Nowadays a good album cover is a bonus. With streaming and illegal downloading the primary way we consume and circulate music, it’s arguably not as necessary to create decent art alongside an album’s release. There’s a lot to be said for a cover that’s visually appealing, whilst adding an extra dimension to the overall product.
Korn – Self-titled, 1994, Sony Music Entertainment
Photographer: Stephen Stickler
I was only four when Korn released this groundbreaking debut, but after bangers like Freak On A Leash and Here To Stay drew me in as a teen, I backtracked to this release and subsequently discovered this image. It’s still one of my all-time favourite album covers.
Sinister, is the word that best sums it up.
The little girl is the centrepiece and it’s her who influences our whole perception of this image and the negative meaning that stems from it.
Here she is, in the park – a place normally associated with playing, children’s laughter and happiness. But this girl is alone. She’s not swinging and in fact appears to be frozen to the spot. She’s visibly disturbed by whatever faces her, screwing her face up and shielding her eyes from the sun’s glare. It’s jarring to see a child look so uncomfortable in this environment.
Of course, it quickly becomes apparent why this is, as soon as you notice the omnipotent presence casting the giant shadow beside her.

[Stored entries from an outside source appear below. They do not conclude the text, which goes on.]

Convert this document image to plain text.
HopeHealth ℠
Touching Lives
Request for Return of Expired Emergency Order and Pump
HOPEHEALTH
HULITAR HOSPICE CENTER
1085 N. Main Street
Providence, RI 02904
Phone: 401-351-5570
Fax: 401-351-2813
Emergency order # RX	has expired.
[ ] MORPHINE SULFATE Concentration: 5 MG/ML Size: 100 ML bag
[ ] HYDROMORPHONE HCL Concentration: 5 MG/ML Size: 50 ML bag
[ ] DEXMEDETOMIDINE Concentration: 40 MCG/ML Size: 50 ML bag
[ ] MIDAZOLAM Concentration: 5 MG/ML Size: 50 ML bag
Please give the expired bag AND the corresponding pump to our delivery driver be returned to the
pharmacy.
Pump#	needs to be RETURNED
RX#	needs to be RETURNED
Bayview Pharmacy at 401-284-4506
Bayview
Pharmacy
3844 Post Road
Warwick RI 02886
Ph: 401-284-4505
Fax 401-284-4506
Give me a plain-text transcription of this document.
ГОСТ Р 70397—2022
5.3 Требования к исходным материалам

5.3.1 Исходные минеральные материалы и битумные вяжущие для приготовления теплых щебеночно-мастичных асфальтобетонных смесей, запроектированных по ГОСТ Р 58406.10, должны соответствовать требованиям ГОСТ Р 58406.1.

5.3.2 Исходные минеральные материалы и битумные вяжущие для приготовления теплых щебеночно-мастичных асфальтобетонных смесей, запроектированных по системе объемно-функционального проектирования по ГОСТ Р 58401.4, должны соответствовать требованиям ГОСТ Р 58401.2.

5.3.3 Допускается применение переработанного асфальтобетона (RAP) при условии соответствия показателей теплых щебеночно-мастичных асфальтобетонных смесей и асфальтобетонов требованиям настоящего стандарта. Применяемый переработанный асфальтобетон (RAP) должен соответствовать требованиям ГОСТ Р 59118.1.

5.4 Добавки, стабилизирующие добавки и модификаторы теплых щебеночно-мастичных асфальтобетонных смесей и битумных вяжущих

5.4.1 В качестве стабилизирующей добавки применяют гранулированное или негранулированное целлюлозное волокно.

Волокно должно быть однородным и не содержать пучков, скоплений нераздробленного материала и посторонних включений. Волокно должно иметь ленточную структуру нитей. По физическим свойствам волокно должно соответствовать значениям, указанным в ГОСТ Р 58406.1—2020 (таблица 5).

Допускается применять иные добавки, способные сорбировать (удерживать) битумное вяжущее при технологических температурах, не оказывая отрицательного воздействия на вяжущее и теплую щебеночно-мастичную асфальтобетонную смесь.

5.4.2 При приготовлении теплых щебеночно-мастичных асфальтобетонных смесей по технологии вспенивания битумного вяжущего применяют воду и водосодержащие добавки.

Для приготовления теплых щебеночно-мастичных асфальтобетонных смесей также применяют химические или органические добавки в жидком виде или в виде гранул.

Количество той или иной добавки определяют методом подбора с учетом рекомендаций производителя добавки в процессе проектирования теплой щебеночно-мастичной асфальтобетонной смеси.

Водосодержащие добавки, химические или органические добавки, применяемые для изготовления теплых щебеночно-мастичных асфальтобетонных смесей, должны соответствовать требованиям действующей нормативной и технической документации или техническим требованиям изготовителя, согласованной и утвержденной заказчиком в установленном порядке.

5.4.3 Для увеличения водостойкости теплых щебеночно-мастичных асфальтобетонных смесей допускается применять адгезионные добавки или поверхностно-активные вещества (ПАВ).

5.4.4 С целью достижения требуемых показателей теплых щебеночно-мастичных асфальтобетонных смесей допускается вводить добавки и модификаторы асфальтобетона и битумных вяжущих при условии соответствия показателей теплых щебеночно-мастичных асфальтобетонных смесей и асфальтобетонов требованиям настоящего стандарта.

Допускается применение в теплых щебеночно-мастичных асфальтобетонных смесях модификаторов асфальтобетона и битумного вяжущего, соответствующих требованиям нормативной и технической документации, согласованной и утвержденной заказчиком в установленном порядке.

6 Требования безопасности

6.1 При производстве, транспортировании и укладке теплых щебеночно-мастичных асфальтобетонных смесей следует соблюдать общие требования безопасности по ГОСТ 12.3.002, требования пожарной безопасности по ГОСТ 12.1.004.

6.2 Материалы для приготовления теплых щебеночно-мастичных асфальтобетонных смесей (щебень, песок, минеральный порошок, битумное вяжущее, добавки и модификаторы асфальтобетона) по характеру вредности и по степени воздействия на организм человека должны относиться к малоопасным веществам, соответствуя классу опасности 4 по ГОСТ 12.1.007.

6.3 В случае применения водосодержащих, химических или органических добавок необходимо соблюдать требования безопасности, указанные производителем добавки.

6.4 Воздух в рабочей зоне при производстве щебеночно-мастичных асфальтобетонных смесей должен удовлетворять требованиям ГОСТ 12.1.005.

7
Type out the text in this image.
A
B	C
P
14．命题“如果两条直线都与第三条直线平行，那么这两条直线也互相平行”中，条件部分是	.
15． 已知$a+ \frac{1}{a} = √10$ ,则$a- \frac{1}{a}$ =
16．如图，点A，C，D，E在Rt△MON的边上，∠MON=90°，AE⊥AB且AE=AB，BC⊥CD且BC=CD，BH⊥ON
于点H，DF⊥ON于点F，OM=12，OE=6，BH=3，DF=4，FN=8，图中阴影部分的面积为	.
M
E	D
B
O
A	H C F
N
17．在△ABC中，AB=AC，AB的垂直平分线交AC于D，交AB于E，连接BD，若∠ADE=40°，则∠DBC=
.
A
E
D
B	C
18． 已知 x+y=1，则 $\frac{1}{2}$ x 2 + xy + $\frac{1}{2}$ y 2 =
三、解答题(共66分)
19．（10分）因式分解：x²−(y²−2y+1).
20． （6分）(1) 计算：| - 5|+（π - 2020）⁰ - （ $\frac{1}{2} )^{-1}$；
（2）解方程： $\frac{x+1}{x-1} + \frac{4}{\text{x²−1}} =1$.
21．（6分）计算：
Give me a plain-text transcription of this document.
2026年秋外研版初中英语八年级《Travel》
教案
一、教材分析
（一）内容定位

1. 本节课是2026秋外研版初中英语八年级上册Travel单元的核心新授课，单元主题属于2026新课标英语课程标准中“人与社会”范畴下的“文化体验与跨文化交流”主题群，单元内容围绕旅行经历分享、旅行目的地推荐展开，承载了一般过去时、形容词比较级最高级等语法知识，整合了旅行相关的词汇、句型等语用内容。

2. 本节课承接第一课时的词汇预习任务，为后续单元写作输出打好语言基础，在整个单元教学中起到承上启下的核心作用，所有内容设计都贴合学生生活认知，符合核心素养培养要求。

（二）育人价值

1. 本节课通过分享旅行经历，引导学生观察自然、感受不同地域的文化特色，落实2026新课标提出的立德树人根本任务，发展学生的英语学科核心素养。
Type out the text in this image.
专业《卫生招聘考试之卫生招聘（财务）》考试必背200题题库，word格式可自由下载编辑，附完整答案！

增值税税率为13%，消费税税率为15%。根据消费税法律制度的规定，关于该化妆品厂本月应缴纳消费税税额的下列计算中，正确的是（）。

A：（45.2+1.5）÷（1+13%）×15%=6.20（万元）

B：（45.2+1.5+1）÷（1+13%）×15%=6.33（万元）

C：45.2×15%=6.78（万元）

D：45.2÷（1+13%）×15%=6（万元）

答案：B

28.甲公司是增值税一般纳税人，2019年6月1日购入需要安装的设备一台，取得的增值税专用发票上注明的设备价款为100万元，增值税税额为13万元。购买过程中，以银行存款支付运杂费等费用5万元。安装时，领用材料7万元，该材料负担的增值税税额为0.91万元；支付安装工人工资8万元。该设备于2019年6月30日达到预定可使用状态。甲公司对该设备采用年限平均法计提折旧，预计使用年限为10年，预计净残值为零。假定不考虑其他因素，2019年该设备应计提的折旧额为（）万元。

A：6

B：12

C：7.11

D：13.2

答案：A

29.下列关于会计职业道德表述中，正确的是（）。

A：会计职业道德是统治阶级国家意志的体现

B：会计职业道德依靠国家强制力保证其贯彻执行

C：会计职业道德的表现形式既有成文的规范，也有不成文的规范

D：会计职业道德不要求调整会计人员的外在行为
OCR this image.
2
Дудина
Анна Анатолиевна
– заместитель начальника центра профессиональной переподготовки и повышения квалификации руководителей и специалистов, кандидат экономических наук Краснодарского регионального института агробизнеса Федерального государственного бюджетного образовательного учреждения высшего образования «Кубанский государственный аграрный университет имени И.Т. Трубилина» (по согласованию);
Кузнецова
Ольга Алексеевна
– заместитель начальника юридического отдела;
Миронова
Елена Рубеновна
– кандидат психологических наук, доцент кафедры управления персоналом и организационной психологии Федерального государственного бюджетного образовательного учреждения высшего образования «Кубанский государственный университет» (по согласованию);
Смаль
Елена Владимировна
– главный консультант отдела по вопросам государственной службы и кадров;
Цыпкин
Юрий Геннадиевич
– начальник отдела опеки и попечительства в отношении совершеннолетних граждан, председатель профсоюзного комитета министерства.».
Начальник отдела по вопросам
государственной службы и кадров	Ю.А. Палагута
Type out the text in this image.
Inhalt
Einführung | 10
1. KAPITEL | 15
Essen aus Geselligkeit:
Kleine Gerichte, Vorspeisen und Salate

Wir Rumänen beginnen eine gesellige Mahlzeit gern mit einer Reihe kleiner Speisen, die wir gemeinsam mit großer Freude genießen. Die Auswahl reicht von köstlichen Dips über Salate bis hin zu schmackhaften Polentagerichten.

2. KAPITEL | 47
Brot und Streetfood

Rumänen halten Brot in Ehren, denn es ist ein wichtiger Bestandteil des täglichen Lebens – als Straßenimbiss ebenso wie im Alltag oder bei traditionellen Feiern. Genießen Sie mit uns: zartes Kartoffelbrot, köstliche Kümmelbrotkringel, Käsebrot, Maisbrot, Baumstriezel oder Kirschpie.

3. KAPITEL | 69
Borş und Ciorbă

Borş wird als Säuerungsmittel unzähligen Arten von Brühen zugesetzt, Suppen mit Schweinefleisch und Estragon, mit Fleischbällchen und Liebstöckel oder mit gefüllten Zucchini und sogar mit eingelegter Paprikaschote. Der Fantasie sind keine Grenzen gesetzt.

Like the girl attempting to gain clarity, we also know little about the shadow. It’s not just the figure’s anonymity that’s disconcerting. Is the figure really that tall? Or is the shadow warped? Why do their hands look like sharp objects or hooks? Why are they here and what do they want?
It’s obviously bad news. That is the dominant feeling.
I fear for the girl in the picture. It wasn’t until recently that I read that the girl is hanging in the other shadow, so confirming these dark interpretations. The cover has some evil connotations such child abduction and predatory behaviour.
Given the subject matter presented throughout the album, specifically frontman Jonathan Davis’ anger channelled from his own childhood experiences, the cover is undoubtedly an extension of these themes stemming from abuse and the corruption of innocence.
It’s a powerful image that induces anxiety. To me, the unknown identity of the shadow represents a universal, continual presence of evil among us. Figures that cause pain, suffering and who prey on the vulnerable. It shows an abuse of power and recognition for other young victims out there.